Forward-looking: Gloves and haptic feedback have been tested as digital input methods repeatedly over the decades, but the technology still hasn’t received wide acceptance. A new MIT project using machine learning could make wearable haptic feedback more accurate and impactful for various applications.
Researchers from MIT have developed smart gloves that can record, transmit, and deliver personalized haptic feedback. The technology could enhance immersion in augmented reality or improve physical learning experiences.
The researchers use a digital embroidery machine to weave the kind of haptic actuators used in smartphones into textiles. The current iteration reproduces sensations that can imitate the feeling of gripping an object or pressing a button.
By recording sensations and transferring them between users, the gloves could introduce new teaching methods. For example, a piano instructor tested the technology by recording a tune through the sensation of pressing the sequence of keys. Students wearing smart gloves could feel the same sensation when hovering over the correct keys, adding a physical element to digitally transmitted instruction to simulate hands-on training.
Surgeons, firefighters, and pilots could also potentially use the gloves for training. Furthermore, they could help humans teach robots or directly control them with enhanced precision. With haptic feedback, the researchers instructed a robot on the exact amount of pressure to apply when gripping delicate objects.
Moreover, a machine learning step customizes the gloves and haptic feedback for individual users based on their reactions and hand measurements. The personalization process only takes 15 seconds, and making a pair of gloves for a new user takes around 10 minutes. This aspect of the technology is necessary because everyone perceives tactile feedback differently.
Experiments also involved video games customized to utilize the haptic feedback for tasks like driving and following a rhythm. Players using optimized feedback performed better than those with unoptimized haptics, indicating that personalized sensation enables more accurate tactile reception.

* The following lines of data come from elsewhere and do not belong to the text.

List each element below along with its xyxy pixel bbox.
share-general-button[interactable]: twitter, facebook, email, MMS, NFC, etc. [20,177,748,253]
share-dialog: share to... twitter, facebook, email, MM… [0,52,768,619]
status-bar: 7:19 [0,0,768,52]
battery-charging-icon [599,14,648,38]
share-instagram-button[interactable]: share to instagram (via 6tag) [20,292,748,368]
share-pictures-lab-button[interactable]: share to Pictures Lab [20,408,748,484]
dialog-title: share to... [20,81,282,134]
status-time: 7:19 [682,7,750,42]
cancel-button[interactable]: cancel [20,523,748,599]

Further development could increase accuracy and make the technology applicable to more tasks. Stronger haptics could make smart textiles feasible for other parts of the body that are less sensitive than hands. More complex artificial intelligence might help simulate more complex tasks like molding clay or flying an aircraft. Additional user data could lead to better-fitting gloves and more accurate tactile simulation.
The researchers have made the training code and experimental data publicly available to interested parties.